Teams can collaborate to create and manage documents, which are published to an organization’s workforce with a button. Documents are automatically released to the organization’s distribution channels, such as the Mission Critical Protocols app. 

Updating Antiquated Decision Support 

The approach is significantly different from how such information now is distributed, Ehrhart noted. 

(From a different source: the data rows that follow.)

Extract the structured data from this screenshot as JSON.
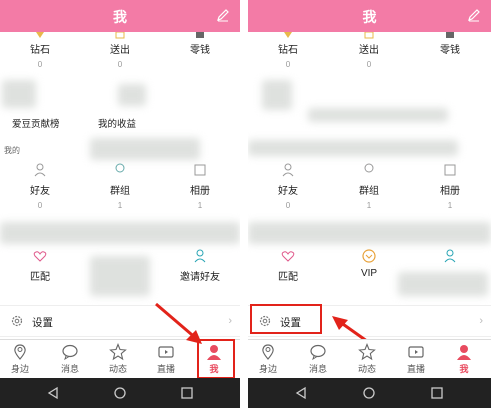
{
  "header": {
    "title": "我"
  },
  "stats": [
    {
      "label": "钻石",
      "value": "0"
    },
    {
      "label": "送出",
      "value": "0"
    },
    {
      "label": "零钱",
      "value": ""
    }
  ],
  "links": {
    "left": "爱豆贡献榜",
    "mid": "我的收益"
  },
  "section": {
    "mine": "我的"
  },
  "social": [
    {
      "label": "好友",
      "value": "0"
    },
    {
      "label": "群组",
      "value": "1"
    },
    {
      "label": "相册",
      "value": "1"
    }
  ],
  "extras_left": [
    {
      "label": "匹配"
    },
    {
      "label": "邀请好友"
    }
  ],
  "extras_right": [
    {
      "label": "匹配"
    },
    {
      "label": "VIP"
    }
  ],
  "settings": {
    "label": "设置"
  },
  "tabs": [
    {
      "label": "身边",
      "icon": "location-icon"
    },
    {
      "label": "消息",
      "icon": "chat-icon"
    },
    {
      "label": "动态",
      "icon": "star-icon"
    },
    {
      "label": "直播",
      "icon": "video-icon"
    },
    {
      "label": "我",
      "icon": "person-icon"
    }
  ],
  "colors": {
    "header": "#f37ba6",
    "accent": "#e84b5f",
    "highlight": "#e2231a"
  }
}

“If you talk to someone who’s not in that industry, they’d assume there’s a standard of care that all paramedics operate under,” he said. “And that’s not the case. There are more than 20,000 distinct EMS government entities, whether that’s a company or a county or a multi-county region or variations of governments underneath the state, and they all have slight changes in structure and they manage their own guidelines for paramedics.” 

San Diego County alone has more than 40 emergency medical services providers, Ehrhart said. Just in his area of North County, Oceanside, Carlsbad and Fallbrook each have their own distinct EMS providers. 

“When you have something where all these entities of varying size and resources are trying to produce their own content for decision support, they fall back on the tools they have, which are often Word, building pdf documents, and sending those out by email, putting them on a website, putting them on a shared drive or an internal drive somewhere,” he said. “As a paramedic, it’s incredibly tough to operate under that.” 

The company incorporated in the summer of 2021 and did internal development throughout 2022 before launching at the EMS World Expo last September. 

Ehrhart said research across the country found there have been companies that tried to address the decision-support problem by building tools to help clinicians in the field, but they came with an extra burdensome layer. 

Ehrhart said he used his own experience and a network of EMS employees across the country to develop Mission Critical Protocols. They also had support from the EMS strategy organization Red Flash Group in Encinitas. 

By providing access to information from other agencies and organizations, the protocol also can help a local EMS provider stay up to date with national trends and compliance regulations, Ehrhart said. 

“There may be a change in clinical guidelines from research or common practice, and that doesn’t happen all at once throughout the United States,” he said. “There needs to be a way where organizations can have their local regional guidelines, but also be able to compare that at scale to something like an industry with 20,000 organizations to make sure they’re doing best practices.” 

Subscribers Include Largest Ambulance Co. 

About 15 EMS providers have signed up for the service, which now is in all 50 states for ground EMS and critical flight care. Members include American Medical Response, the largest ambulance provider in the country, and the helicopter services Reach and Air Method. 

Locally, Bonita Fire Department, Mercy Air and Camp Pendleton are using the app. 

Subscriptions cost $24 a year per user. As an example, the 15 employees at Bonita Fire Department amount to $360 a year. 

Initial financing for the company came from what Ehrhart describes as a very small family and friends fundraiser, and he said he is contemplating doing a formal seed fundraiser to reach more customers and later doing a Series A fundraiser. 

As the company grows, the next step will be to expand the app to other industries such as utility companies, construction and health care, which Ehrhart said all have similar problems to those facing EMS providers.n 

 

Mission Critical Protocols
FOUNDED: 2022
CEO: John Ehrhart
HEADQUARTERS: San Diego
BUSINESS: Publishing platform/decision support technology
EMPLOYEES: 12
WEBSITE: mcprotocols.io
SOCIAL IMPACT: The app could help people with a medical emergency get needed care faster.
NOTABLE: The company was recognized with the 2023 EMS World Innovation Award.